Coraline de Henry Selick (Cristal du long-métrage 2009, ex aequo avec Mary et Max)
Une dose de Lewis Carroll, un soupçon de G.K. Chesterton et surtout, un style brut et terrifiant : cette déclaration d’amour à la culture gothique – et aux films d’animation des pays de l’Est – subjugue par son sens du détail et sa créativité. Henry Selick prouvait aussi que le cinéma d’animation américain, loin des mièvreries Disney de l’époque, pouvait encore concilier radicalité artistique et visions adultes.
Ma vie de Courgette de Claude Barras (Cristal du long-métrage 2016)
Sur un scénario de Céline Sciamma, qui adapte ici le roman Autobiographie d’une courgette de Gilles Paris, Claude Barras regarde le monde à hauteur d’enfant. Un film très tendre sur l’abandon, poétique et social à la fois, capable de faire oublier la complexité de son dispositif et de distiller de l’émotion brute à travers ses marionnettes filmées en stop motion.

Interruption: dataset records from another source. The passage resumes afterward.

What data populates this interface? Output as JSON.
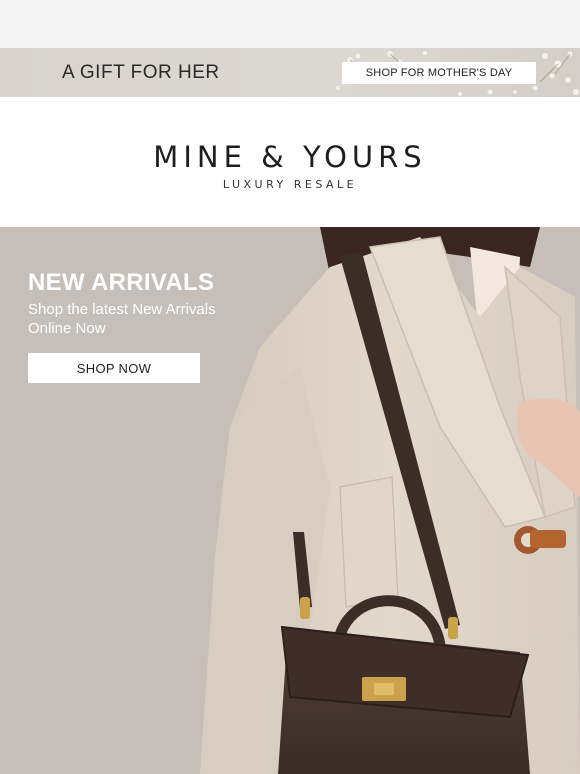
{
  "promo": {
    "title": "A GIFT FOR HER",
    "button_label": "SHOP FOR MOTHER'S DAY"
  },
  "brand": {
    "name": "MINE & YOURS",
    "tagline": "LUXURY RESALE"
  },
  "hero": {
    "title": "NEW ARRIVALS",
    "subtitle": "Shop the latest New Arrivals Online Now",
    "button_label": "SHOP NOW"
  },
  "colors": {
    "background": "#f4f4f4",
    "promo_bg": "#d8d3cd",
    "hero_bg": "#c6bfb9",
    "coat": "#ddd3c6",
    "bag": "#4a362c",
    "hardware": "#c9a24a"
  }
}
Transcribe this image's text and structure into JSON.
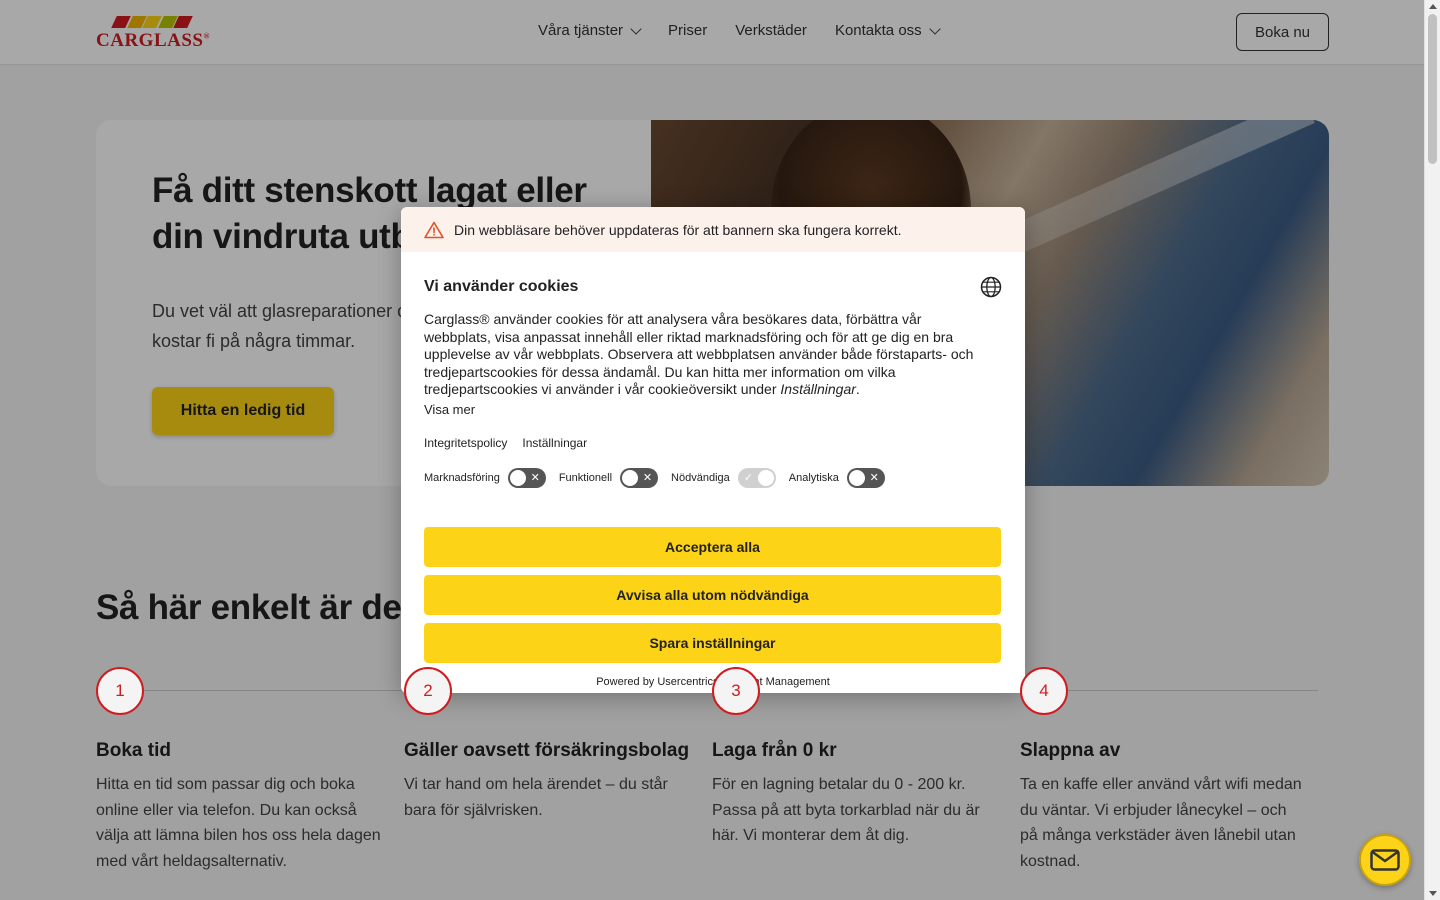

Après ça, l’animation européenne ne sera plus jamais la même.
À voir en VOD sur Orange, FilmoTV, MyTF1 VOD, Bbox VOD, Rakuten TV, Canal VOD et iTunes
Fantastic Mr. Fox de Wes Anderson (Cristal du long-métrage 2010)
En 2009, Wes Anderson passe à l’animation avec cette adaptation d’une nouvelle de Roald Dahl. Comme les productions en volume de Burton, Mr. Fox synthétise toute l’œuvre et toutes les thématiques de l’auteur de La Vie aquatique. Très éloignée des canons hollywoodiens, son esthétique paraît plus marquée par les grands maîtres russes et doit également beaucoup à Tati. Une merveille lo-fi, parsemée de références musicales et cinéphiliques pop, rappelant que l’animation peut aussi être un terrain de jeu alternatif pour les plus grands cinéastes live.
À voir sur Amazon Prime Video et en VOD
Kirikou et la Sorcière de Michel Ocelot (Cristal du long-métrage 1999)
Un premier film d’animation, inspiré d’un conte africain avec des personnages à moitié nus ? À l’époque personne n’y a cru, et Michel Ocelot a dû se battre pour imposer sa vision et mener à bien cette merveille à l’inspiration et au design touchés par la grâce. Devenu culte avec les années, ce film qui triompha à Annecy marquait surtout la naissance d’une troisième voie entre la vague des dessins animés américains et les œuvres japonaises. Le made in France venait de trouver son maître.